Ci porta l’esempio di uno dei palazzi in questione?

Parliamo del più famoso, la Loggia Giuratoria, costituita dai locali dove si riunivano i giurati e il sindaco. Distrutta dal terremoto del 1693, fu ricostruita e abbellita con notevoli mascheroni. L’incarico per gli ornamenti in pietra bianca fu dato all’intagliatore Diego Flavetta. Il risultato, ancora oggi, è sotto gli occhi di tutti: mascheroni tutti diversi tra di loro.

La pietra bianca usata arrivava ad Acireale da Siracusa via mare presso il porticciolo di Santa Maria La Scala. Da qui su carri trainati da buoi veniva portata in un capanno, posto forse nella strada delle Maestranze, l’attuale via Romeo, dove il Flavetta, aveva la sua bottega. Certo la Loggia Giuratoria non è l’unico palazzo di pregio. Sono da sottolineare il palazzo Davì, il palazzo Modò dove vi fu ospite la regina Anna d’Orleans a seguito di Vittorio Amedeo II re di Sicilia. Il re, invece, fu ospite nell’attiguo palazzo Costa Grimaldi.

Palazzo Modò fu abbattuto in parte dal terremoto del 1693 e ricostruito nel 1698, . Nei primi anni del Novecento i proprietari adibirono il pianterreno a teatro. Rimane l’insegna “Eldorado” con la maschera rifacentesi al teatro greco, ancora oggi si mostra in tutta la sua ricchezza e opulenza. C’è poi la via Dafnica,  la via Currò, la via Geremia, piazza Grassi,  piazza San Domenico e altri luoghi dove possiamo ammirare balconi riccamente decorati con mascheroni.

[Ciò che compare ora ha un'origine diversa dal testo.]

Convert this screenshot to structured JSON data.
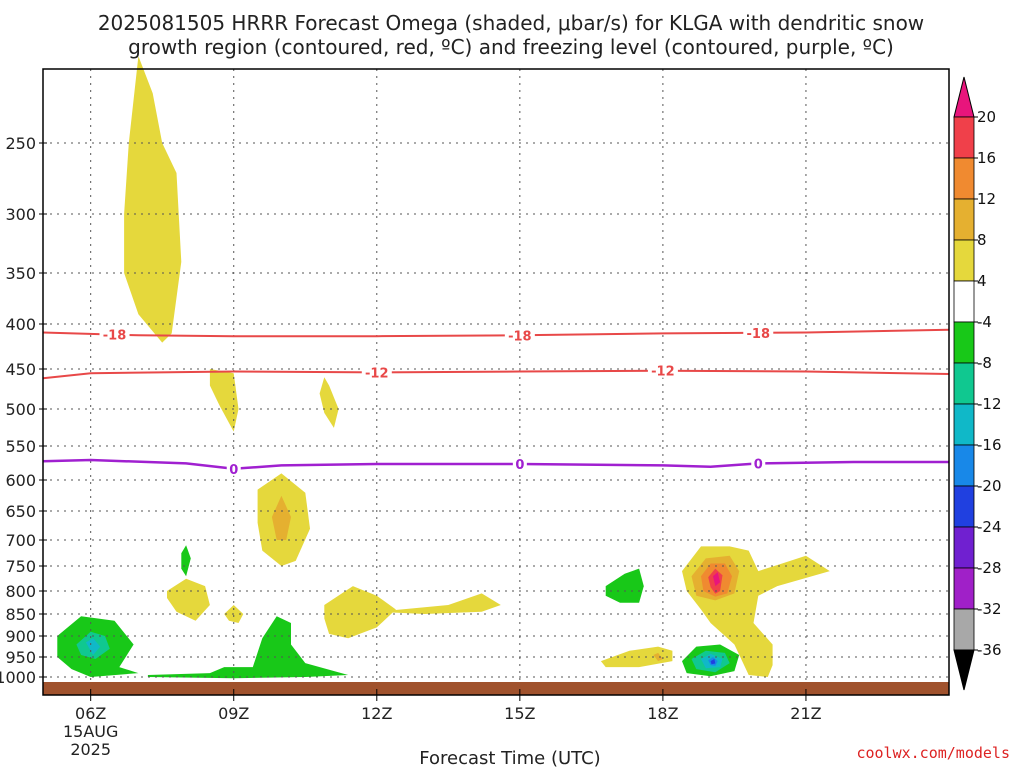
{
  "chart_data": {
    "type": "heatmap",
    "title_line1": "2025081505 HRRR Forecast Omega (shaded, μbar/s) for KLGA with dendritic snow",
    "title_line2": "growth region (contoured, red, ºC) and freezing level (contoured, purple, ºC)",
    "xlabel": "Forecast Time (UTC)",
    "ylabel": "",
    "credit": "coolwx.com/models",
    "x_range_hours": [
      5,
      24
    ],
    "y_range_mb": [
      1000,
      200
    ],
    "x_ticks": [
      {
        "hour": 6,
        "label": "06Z",
        "sub1": "15AUG",
        "sub2": "2025"
      },
      {
        "hour": 9,
        "label": "09Z"
      },
      {
        "hour": 12,
        "label": "12Z"
      },
      {
        "hour": 15,
        "label": "15Z"
      },
      {
        "hour": 18,
        "label": "18Z"
      },
      {
        "hour": 21,
        "label": "21Z"
      }
    ],
    "y_ticks": [
      250,
      300,
      350,
      400,
      450,
      500,
      550,
      600,
      650,
      700,
      750,
      800,
      850,
      900,
      950,
      1000
    ],
    "grid": true,
    "colorbar": {
      "position": "right",
      "top_color": "#e8157c",
      "bottom_color": "#000000",
      "bins": [
        {
          "color": "#f0404a"
        },
        {
          "color": "#f08a30"
        },
        {
          "color": "#e5b030"
        },
        {
          "color": "#e5d83c"
        },
        {
          "color": "#ffffff"
        },
        {
          "color": "#18c818"
        },
        {
          "color": "#10c890"
        },
        {
          "color": "#10b8c8"
        },
        {
          "color": "#1888e8"
        },
        {
          "color": "#2040e0"
        },
        {
          "color": "#7020d0"
        },
        {
          "color": "#a020c8"
        },
        {
          "color": "#a8a8a8"
        }
      ],
      "labels": [
        "20",
        "16",
        "12",
        "8",
        "4",
        "-4",
        "-8",
        "-12",
        "-16",
        "-20",
        "-24",
        "-28",
        "-32",
        "-36"
      ]
    },
    "contours": {
      "dendritic_color": "#e84848",
      "freezing_color": "#a020d0",
      "lines": [
        {
          "level_label": "-18",
          "color_key": "red",
          "points": [
            [
              5,
              409
            ],
            [
              7,
              412
            ],
            [
              9,
              413
            ],
            [
              12,
              413
            ],
            [
              15,
              412
            ],
            [
              18,
              410
            ],
            [
              21,
              409
            ],
            [
              24,
              406
            ]
          ],
          "labels_at": [
            6.5,
            15.0,
            20.0
          ]
        },
        {
          "level_label": "-12",
          "color_key": "red",
          "points": [
            [
              5,
              461
            ],
            [
              6,
              455
            ],
            [
              9,
              453
            ],
            [
              12,
              454
            ],
            [
              15,
              453
            ],
            [
              18,
              452
            ],
            [
              21,
              453
            ],
            [
              24,
              456
            ]
          ],
          "labels_at": [
            12.0,
            18.0
          ]
        },
        {
          "level_label": "0",
          "color_key": "purple",
          "points": [
            [
              5,
              572
            ],
            [
              6,
              570
            ],
            [
              8,
              575
            ],
            [
              9,
              583
            ],
            [
              10,
              578
            ],
            [
              12,
              576
            ],
            [
              15,
              576
            ],
            [
              18,
              578
            ],
            [
              19,
              580
            ],
            [
              20,
              575
            ],
            [
              22,
              573
            ],
            [
              24,
              573
            ]
          ],
          "labels_at": [
            9.0,
            15.0,
            20.0
          ]
        }
      ]
    },
    "omega_regions": [
      {
        "color": "#e5d83c",
        "points": [
          [
            6.8,
            250
          ],
          [
            7.0,
            200
          ],
          [
            7.3,
            220
          ],
          [
            7.5,
            250
          ],
          [
            7.8,
            270
          ],
          [
            7.9,
            340
          ],
          [
            7.7,
            410
          ],
          [
            7.5,
            420
          ],
          [
            7.0,
            390
          ],
          [
            6.7,
            350
          ],
          [
            6.7,
            300
          ]
        ]
      },
      {
        "color": "#e5d83c",
        "points": [
          [
            8.5,
            450
          ],
          [
            9.0,
            455
          ],
          [
            9.1,
            500
          ],
          [
            9.0,
            530
          ],
          [
            8.7,
            495
          ],
          [
            8.5,
            470
          ]
        ]
      },
      {
        "color": "#e5d83c",
        "points": [
          [
            10.9,
            460
          ],
          [
            11.0,
            470
          ],
          [
            11.2,
            500
          ],
          [
            11.1,
            525
          ],
          [
            10.9,
            505
          ],
          [
            10.8,
            480
          ]
        ]
      },
      {
        "color": "#e5d83c",
        "points": [
          [
            9.5,
            615
          ],
          [
            10.0,
            590
          ],
          [
            10.5,
            620
          ],
          [
            10.6,
            680
          ],
          [
            10.3,
            740
          ],
          [
            10.0,
            750
          ],
          [
            9.6,
            720
          ],
          [
            9.5,
            670
          ]
        ]
      },
      {
        "color": "#e5b030",
        "points": [
          [
            10.0,
            625
          ],
          [
            10.2,
            660
          ],
          [
            10.1,
            700
          ],
          [
            9.9,
            700
          ],
          [
            9.8,
            660
          ]
        ]
      },
      {
        "color": "#e5d83c",
        "points": [
          [
            7.6,
            800
          ],
          [
            8.0,
            775
          ],
          [
            8.4,
            790
          ],
          [
            8.5,
            830
          ],
          [
            8.2,
            865
          ],
          [
            7.8,
            845
          ],
          [
            7.6,
            815
          ]
        ]
      },
      {
        "color": "#18c818",
        "points": [
          [
            7.9,
            725
          ],
          [
            8.0,
            710
          ],
          [
            8.1,
            735
          ],
          [
            8.0,
            770
          ],
          [
            7.9,
            755
          ]
        ]
      },
      {
        "color": "#e5d83c",
        "points": [
          [
            8.8,
            850
          ],
          [
            9.0,
            830
          ],
          [
            9.2,
            850
          ],
          [
            9.1,
            870
          ],
          [
            8.9,
            865
          ]
        ]
      },
      {
        "color": "#e5d83c",
        "points": [
          [
            10.9,
            830
          ],
          [
            11.5,
            790
          ],
          [
            12.0,
            810
          ],
          [
            12.4,
            840
          ],
          [
            12.0,
            880
          ],
          [
            11.4,
            905
          ],
          [
            11.0,
            895
          ],
          [
            10.9,
            860
          ]
        ]
      },
      {
        "color": "#e5d83c",
        "points": [
          [
            12.0,
            845
          ],
          [
            13.5,
            830
          ],
          [
            14.2,
            805
          ],
          [
            14.6,
            830
          ],
          [
            14.2,
            845
          ],
          [
            13.0,
            850
          ]
        ]
      },
      {
        "color": "#18c818",
        "points": [
          [
            5.3,
            900
          ],
          [
            5.8,
            855
          ],
          [
            6.5,
            865
          ],
          [
            6.9,
            920
          ],
          [
            6.6,
            975
          ],
          [
            7.0,
            990
          ],
          [
            6.0,
            1000
          ],
          [
            5.6,
            980
          ],
          [
            5.3,
            950
          ]
        ]
      },
      {
        "color": "#10c890",
        "points": [
          [
            5.7,
            920
          ],
          [
            6.0,
            890
          ],
          [
            6.3,
            900
          ],
          [
            6.4,
            930
          ],
          [
            6.1,
            955
          ],
          [
            5.8,
            945
          ]
        ]
      },
      {
        "color": "#10b8c8",
        "points": [
          [
            5.9,
            915
          ],
          [
            6.05,
            905
          ],
          [
            6.2,
            925
          ],
          [
            6.05,
            945
          ]
        ]
      },
      {
        "color": "#18c818",
        "points": [
          [
            7.2,
            995
          ],
          [
            8.5,
            990
          ],
          [
            8.8,
            975
          ],
          [
            9.4,
            975
          ],
          [
            9.6,
            905
          ],
          [
            9.9,
            855
          ],
          [
            10.2,
            870
          ],
          [
            10.2,
            920
          ],
          [
            10.5,
            965
          ],
          [
            11.4,
            995
          ],
          [
            10.5,
            1000
          ],
          [
            9.0,
            1003
          ],
          [
            7.2,
            1000
          ]
        ]
      },
      {
        "color": "#18c818",
        "points": [
          [
            16.8,
            790
          ],
          [
            17.2,
            765
          ],
          [
            17.5,
            755
          ],
          [
            17.6,
            790
          ],
          [
            17.5,
            825
          ],
          [
            17.1,
            825
          ],
          [
            16.8,
            810
          ]
        ]
      },
      {
        "color": "#e5d83c",
        "points": [
          [
            16.7,
            960
          ],
          [
            17.3,
            935
          ],
          [
            17.9,
            925
          ],
          [
            18.2,
            935
          ],
          [
            18.2,
            960
          ],
          [
            17.5,
            975
          ],
          [
            16.8,
            975
          ]
        ]
      },
      {
        "color": "#e5b030",
        "points": [
          [
            17.8,
            945
          ],
          [
            17.9,
            940
          ],
          [
            18.0,
            955
          ],
          [
            17.9,
            960
          ]
        ]
      },
      {
        "color": "#e5d83c",
        "points": [
          [
            18.4,
            760
          ],
          [
            18.8,
            712
          ],
          [
            19.4,
            712
          ],
          [
            19.8,
            720
          ],
          [
            20.0,
            760
          ],
          [
            20.5,
            745
          ],
          [
            21.0,
            730
          ],
          [
            21.5,
            760
          ],
          [
            20.4,
            790
          ],
          [
            20.0,
            810
          ],
          [
            19.9,
            870
          ],
          [
            20.3,
            920
          ],
          [
            20.3,
            970
          ],
          [
            20.2,
            1000
          ],
          [
            19.8,
            995
          ],
          [
            19.5,
            920
          ],
          [
            19.0,
            870
          ],
          [
            18.8,
            840
          ],
          [
            18.5,
            800
          ]
        ]
      },
      {
        "color": "#e5b030",
        "points": [
          [
            18.6,
            770
          ],
          [
            18.9,
            735
          ],
          [
            19.4,
            730
          ],
          [
            19.6,
            760
          ],
          [
            19.5,
            805
          ],
          [
            19.1,
            820
          ],
          [
            18.7,
            810
          ]
        ]
      },
      {
        "color": "#f08a30",
        "points": [
          [
            18.8,
            770
          ],
          [
            19.0,
            745
          ],
          [
            19.3,
            745
          ],
          [
            19.45,
            770
          ],
          [
            19.35,
            805
          ],
          [
            19.1,
            812
          ],
          [
            18.85,
            800
          ]
        ]
      },
      {
        "color": "#f0404a",
        "points": [
          [
            18.95,
            772
          ],
          [
            19.1,
            755
          ],
          [
            19.25,
            768
          ],
          [
            19.2,
            800
          ],
          [
            19.1,
            806
          ],
          [
            19.0,
            792
          ]
        ]
      },
      {
        "color": "#e8157c",
        "points": [
          [
            19.05,
            770
          ],
          [
            19.15,
            762
          ],
          [
            19.2,
            782
          ],
          [
            19.1,
            790
          ]
        ]
      },
      {
        "color": "#18c818",
        "points": [
          [
            18.4,
            960
          ],
          [
            18.7,
            925
          ],
          [
            19.2,
            920
          ],
          [
            19.6,
            945
          ],
          [
            19.5,
            985
          ],
          [
            19.0,
            998
          ],
          [
            18.5,
            990
          ]
        ]
      },
      {
        "color": "#10c890",
        "points": [
          [
            18.6,
            955
          ],
          [
            18.9,
            935
          ],
          [
            19.3,
            940
          ],
          [
            19.4,
            965
          ],
          [
            19.1,
            988
          ],
          [
            18.7,
            980
          ]
        ]
      },
      {
        "color": "#10b8c8",
        "points": [
          [
            18.8,
            955
          ],
          [
            19.0,
            942
          ],
          [
            19.25,
            955
          ],
          [
            19.2,
            975
          ],
          [
            18.9,
            978
          ]
        ]
      },
      {
        "color": "#1888e8",
        "points": [
          [
            18.95,
            958
          ],
          [
            19.05,
            950
          ],
          [
            19.15,
            960
          ],
          [
            19.1,
            972
          ],
          [
            19.0,
            970
          ]
        ]
      },
      {
        "color": "#2040e0",
        "points": [
          [
            19.0,
            960
          ],
          [
            19.08,
            955
          ],
          [
            19.1,
            966
          ],
          [
            19.02,
            968
          ]
        ]
      }
    ],
    "ground_color": "#a0522d"
  }
}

Nel Barocco di Acireale qual è la caratteristica specifica dei mascheroni?

La lavorazione della pietra lavica è la caratteristica  rappresentativa del versante orientale dell’Etna. La lava, in tutta la Sicilia orientale, viene usata in lastre, mentre il suo impiego decorativo è circoscritto alle zone etnee. Non tutti i “lapidum incisores” sapevano lavorare la pietra di fuoco, come viene definita la lava da alcuni. La lavorazione della pietra lavica, senza strumenti meccanici era molto faticosa e complessa da incidere, era necessaria forza e particolare abilità per levigarla e modellarla. Nei mascheroni di lava viene espresso l’essenziale. Sentimento dominante ci sembra essere l’atteggiamento apotropaico, terrifico e minaccioso.

Naturalmente, questi citati, sono pochi esempi, ma rendono l’idea della ricchezza e del benessere di cui godeva nel seicento e nel settecento Acireale. I mascheroni e gli ornamenti oltre a rappresentare un decoro fastoso e teatrale, rappresentavano anche la misura del potere e della ricchezza del proprietario del palazzo.